The new season of minor league hockey play has begun, the fans check the stat lines nightly, and we all prep ourselves for weekend trips to the rink. With each new season, there is a two-fold product unfurled for us on the ice – new faces & familiar vets. Like any good hockey fan, I attend games locally and cheer my team to victory. As one that not only cheers, but actively writes about minor league hockey, I find that viewing and critiquing the enemy is as important as following your own fan persuasions.
The Oklahoma City Barons home opener was a hot mess of excitement. Following a season opener for the Barons where they were drubbed 7-0 in Cedar Park, Texas, less than a week later they’d meet the same team on home ice, but with different results. The Barons delved out a dose of beat down greater than that of the Stars, and punished the boys from the south 10-1 in which every line scored once, and sometimes twice. If last season’s Linus Omark 5+1 goals in one game was the greatest individual performance of the young Barons, this 10-1 victory was the greatest team effort. Needless to say, the team looked good. The Stars, the complete opposite.
But we know better. The season is young, the Stars have promise, and another 10 fold pounding will probably not happen again. The Stars indeed have a healthy dose of good goaltending, young and old forwards, and a recent history of success that demands our respect. With a new coach in tow, even he will have to warm up to the new season, and I fully expect the Stars to rebound once again to the top spot in the West. They just can’t help themselves.
One such player for the Stars that continues to catch my eye is Philip Larsen. The Esbjerg, Denmark native, and 5th round draft pick of the Dallas Stars, is a headsy defenseman. He’s a slight frame at 6′ 1″ 183, but he’s very intelligent. Since crossing the pond during the 09-10 season, he’s only seen 11 NHL games. That’s still a fine mark for such a young prospect. In 10-11, his rookie season, he played 54 games with the Texas Stars where he earned four goals and seventeen assists. Even more impressive were his post season totals in six games – 2-3-5. He also found himself with the big club in Dallas for six games where he had two assists and a +1 rating. Larsen, who was inserted into the Dallas Stars lineup with Adam Pardy recovering from a rib injury, returned to the Texas Stars this season after playing three full NHL games with steady time on ice. Enough to prove to both minor and major league Stars fans that he will be an important defenseman for the organization as time marches on.

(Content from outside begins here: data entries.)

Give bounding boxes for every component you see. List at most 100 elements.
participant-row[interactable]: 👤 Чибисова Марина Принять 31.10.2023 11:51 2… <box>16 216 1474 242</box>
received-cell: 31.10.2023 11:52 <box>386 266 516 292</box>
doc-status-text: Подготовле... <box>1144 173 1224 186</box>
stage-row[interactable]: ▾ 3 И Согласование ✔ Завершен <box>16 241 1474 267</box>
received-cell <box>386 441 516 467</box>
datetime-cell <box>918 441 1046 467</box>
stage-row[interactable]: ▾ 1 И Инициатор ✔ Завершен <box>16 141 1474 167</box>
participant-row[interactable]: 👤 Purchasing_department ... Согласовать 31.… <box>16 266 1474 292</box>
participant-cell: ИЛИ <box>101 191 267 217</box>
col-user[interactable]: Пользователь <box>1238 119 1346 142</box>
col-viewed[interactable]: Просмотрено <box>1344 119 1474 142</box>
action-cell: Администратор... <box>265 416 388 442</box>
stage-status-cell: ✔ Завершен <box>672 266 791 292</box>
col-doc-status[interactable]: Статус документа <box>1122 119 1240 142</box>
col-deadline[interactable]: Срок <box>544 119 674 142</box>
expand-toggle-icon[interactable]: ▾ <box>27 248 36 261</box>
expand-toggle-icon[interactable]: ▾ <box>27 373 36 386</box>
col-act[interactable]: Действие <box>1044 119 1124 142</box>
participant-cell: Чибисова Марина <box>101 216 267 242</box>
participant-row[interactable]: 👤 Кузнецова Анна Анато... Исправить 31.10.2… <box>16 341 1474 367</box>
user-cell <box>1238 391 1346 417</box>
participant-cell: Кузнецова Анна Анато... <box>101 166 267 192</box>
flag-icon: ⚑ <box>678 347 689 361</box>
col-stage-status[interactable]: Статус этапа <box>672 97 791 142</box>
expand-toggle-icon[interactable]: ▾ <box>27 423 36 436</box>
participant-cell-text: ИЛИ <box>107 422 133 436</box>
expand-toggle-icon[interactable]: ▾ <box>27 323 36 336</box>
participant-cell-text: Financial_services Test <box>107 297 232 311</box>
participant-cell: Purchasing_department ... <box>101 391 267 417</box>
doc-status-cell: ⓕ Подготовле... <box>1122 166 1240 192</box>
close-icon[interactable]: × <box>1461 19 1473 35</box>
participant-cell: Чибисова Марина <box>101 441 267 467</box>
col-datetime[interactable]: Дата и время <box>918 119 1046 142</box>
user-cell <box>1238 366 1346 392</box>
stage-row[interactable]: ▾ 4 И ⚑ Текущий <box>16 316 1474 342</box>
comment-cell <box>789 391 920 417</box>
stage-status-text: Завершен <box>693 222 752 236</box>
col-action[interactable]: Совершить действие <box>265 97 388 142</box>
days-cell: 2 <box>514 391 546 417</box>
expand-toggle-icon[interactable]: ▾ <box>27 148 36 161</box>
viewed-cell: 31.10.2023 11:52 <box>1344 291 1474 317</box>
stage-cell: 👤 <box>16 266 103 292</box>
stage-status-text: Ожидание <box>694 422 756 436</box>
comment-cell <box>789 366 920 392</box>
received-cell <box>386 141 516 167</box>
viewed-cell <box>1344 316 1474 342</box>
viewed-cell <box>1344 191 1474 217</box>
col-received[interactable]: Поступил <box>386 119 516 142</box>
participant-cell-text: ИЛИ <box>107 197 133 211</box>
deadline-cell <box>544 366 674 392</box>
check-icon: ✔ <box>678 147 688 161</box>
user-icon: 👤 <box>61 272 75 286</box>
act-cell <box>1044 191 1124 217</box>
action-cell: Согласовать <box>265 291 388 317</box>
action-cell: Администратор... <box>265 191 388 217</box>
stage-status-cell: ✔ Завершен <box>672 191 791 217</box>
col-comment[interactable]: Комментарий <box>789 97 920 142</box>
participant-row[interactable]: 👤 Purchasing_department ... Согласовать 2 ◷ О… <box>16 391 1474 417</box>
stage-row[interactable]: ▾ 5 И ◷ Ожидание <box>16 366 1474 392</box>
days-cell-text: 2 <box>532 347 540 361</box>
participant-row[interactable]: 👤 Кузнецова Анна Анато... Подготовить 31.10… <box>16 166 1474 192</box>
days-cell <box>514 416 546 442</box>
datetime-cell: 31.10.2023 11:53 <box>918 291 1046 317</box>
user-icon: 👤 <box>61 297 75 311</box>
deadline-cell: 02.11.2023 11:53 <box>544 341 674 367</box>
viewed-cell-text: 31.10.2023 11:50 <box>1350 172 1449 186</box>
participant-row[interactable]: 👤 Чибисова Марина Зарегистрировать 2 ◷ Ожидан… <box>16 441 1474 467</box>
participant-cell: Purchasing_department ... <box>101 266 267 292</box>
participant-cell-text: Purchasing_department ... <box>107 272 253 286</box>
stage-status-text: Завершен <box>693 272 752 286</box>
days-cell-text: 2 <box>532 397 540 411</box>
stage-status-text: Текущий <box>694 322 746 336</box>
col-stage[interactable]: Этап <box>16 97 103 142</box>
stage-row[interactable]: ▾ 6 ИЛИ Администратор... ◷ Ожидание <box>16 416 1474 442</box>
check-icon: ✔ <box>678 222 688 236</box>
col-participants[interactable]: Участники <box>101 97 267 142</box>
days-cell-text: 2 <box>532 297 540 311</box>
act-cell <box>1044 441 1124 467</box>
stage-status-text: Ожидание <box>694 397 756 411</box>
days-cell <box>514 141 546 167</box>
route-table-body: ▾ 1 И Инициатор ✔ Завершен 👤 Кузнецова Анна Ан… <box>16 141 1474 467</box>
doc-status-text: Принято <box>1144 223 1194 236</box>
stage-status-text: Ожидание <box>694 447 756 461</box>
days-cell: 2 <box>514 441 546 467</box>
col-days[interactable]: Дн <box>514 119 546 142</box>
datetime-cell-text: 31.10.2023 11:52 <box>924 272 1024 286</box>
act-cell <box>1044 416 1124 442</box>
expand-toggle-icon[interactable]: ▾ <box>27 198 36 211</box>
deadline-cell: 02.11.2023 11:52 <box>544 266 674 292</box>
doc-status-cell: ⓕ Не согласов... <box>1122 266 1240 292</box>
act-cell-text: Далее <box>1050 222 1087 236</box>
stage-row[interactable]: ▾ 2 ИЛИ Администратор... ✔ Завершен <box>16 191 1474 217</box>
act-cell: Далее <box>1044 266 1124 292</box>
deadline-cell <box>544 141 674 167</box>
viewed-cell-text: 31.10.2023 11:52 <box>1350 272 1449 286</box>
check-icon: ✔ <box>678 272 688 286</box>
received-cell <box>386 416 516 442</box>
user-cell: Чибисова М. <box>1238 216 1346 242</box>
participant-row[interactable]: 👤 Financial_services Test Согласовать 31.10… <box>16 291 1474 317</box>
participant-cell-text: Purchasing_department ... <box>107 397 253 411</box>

Thus the 10-1 loss by the Stars at the hands of the Barons might not have been the best time to see young Larsen in action again, but I was up for the task. Here’s my take on Philip Larsen.
The Angel of Angles
Philip Larsen is very intelligent D man. And it starts and ends with his angles. Whether he’s 10 feet away from the puck or 20 feet, Larsen knows were to stand. If he were a chess master, he’d already have you beat three moves prior. He finds the precise angle to a) muck up a scoring chance or b) remove you from the puck. This is where Larsen stands apart from other defesemen in the minors, and ultimately has him within a breath of becoming a full-time NHLer. Quite honestly, he’s the type of defensive player that the Barons/Oilers are looking for. So far, none comes close within the confines of the OKC farm club.
Not Quick, Precise
I like my defensemen precise rather than quick, and Larsen epitomizes this quality. Rarely does Larsen need to chase you from behind because rarely does anyone get around him. The precision with which he plays the activity from the net to the blue line is a thing of beauty. Although the team as a whole got abused on Sunday night, Larsen seemed the most precise with his play.

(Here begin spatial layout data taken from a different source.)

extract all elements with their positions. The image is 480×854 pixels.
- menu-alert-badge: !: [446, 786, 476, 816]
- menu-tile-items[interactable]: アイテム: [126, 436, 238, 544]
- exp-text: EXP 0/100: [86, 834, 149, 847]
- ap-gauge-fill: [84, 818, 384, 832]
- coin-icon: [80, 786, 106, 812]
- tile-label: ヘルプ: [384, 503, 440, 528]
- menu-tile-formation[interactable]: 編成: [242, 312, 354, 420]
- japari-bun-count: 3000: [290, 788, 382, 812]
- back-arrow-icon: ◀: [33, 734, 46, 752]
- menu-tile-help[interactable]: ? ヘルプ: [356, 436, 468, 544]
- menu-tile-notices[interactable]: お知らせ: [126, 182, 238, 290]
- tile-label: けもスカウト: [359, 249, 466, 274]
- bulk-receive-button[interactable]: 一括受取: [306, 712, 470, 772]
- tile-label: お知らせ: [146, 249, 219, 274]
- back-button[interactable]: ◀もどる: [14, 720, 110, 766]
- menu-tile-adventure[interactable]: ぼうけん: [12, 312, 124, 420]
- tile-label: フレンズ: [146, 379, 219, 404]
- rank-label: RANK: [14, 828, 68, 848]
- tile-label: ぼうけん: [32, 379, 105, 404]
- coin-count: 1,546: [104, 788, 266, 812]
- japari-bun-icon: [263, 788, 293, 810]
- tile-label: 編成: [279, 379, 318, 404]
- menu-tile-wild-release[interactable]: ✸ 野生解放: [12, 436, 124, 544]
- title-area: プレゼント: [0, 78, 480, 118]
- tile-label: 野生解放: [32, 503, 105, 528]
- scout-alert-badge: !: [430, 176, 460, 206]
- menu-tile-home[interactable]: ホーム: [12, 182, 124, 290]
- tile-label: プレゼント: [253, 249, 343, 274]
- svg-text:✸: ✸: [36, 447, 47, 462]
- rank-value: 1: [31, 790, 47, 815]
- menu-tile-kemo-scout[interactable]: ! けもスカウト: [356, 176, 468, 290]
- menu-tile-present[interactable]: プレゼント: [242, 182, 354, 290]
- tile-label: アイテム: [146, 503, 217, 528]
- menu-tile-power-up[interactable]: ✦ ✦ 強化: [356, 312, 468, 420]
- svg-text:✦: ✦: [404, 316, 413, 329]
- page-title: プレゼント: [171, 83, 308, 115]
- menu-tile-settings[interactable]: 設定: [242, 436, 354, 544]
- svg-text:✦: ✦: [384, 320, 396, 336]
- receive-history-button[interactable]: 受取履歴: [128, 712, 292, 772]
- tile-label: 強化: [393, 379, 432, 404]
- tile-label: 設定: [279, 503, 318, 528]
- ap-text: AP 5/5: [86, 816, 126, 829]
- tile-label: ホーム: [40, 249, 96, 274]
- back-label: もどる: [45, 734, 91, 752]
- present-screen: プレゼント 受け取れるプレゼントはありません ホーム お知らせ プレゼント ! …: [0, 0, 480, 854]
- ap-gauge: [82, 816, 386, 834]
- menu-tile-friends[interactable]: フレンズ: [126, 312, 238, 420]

A defenseman that can move the puck up the ice causes GM’s to lose their breath mainly because they are a hot commodity. Moving the puck from the defensive end to the offensive end cleanly is an art form that is lost on most D men in the modern hockey landscape. Larsen isn’t a perfect puck mover, but his passes are seamless. They hit offensive players on the tape, and rarely are deflected. A high hockey IQ is the culprit here, as well as a healthy dose of a solid fundamentals of the game and how it should be played. I could watch Philip Larsen dial in a perfect, cross-ice pass every night. He’s that fine tuned.
Make Me A Play
As a result of said passing, Larsen is a play maker. He knows where to pass, when to pass, and whom to pass to. In Oklahoma City, he was taking a beating along the boards, but only lost the puck twice by my account. This is where the play-making begins – in your own zone, controlling the puck. I’m anxious to see Larsen again in the Cox Center for this reason alone. He’s prone to start scoring threats in his own end, and that’s a huge bonus for any team.
Philip Larsen is a promising young American Leaguer who’ll no doubt play some minutes in Dallas this season. Classifying him is difficult because he does so many things right, but he certainly exudes the correct play from the defensive perspective. I like Larsen. And as a fan of the Dallas Stars, I like what he brings to the table. Along with Brenden Dillon and a defense-informed coach in Glen Gulutzan, the future is fine and dandy for the Stars blue line. Philip Larsen included.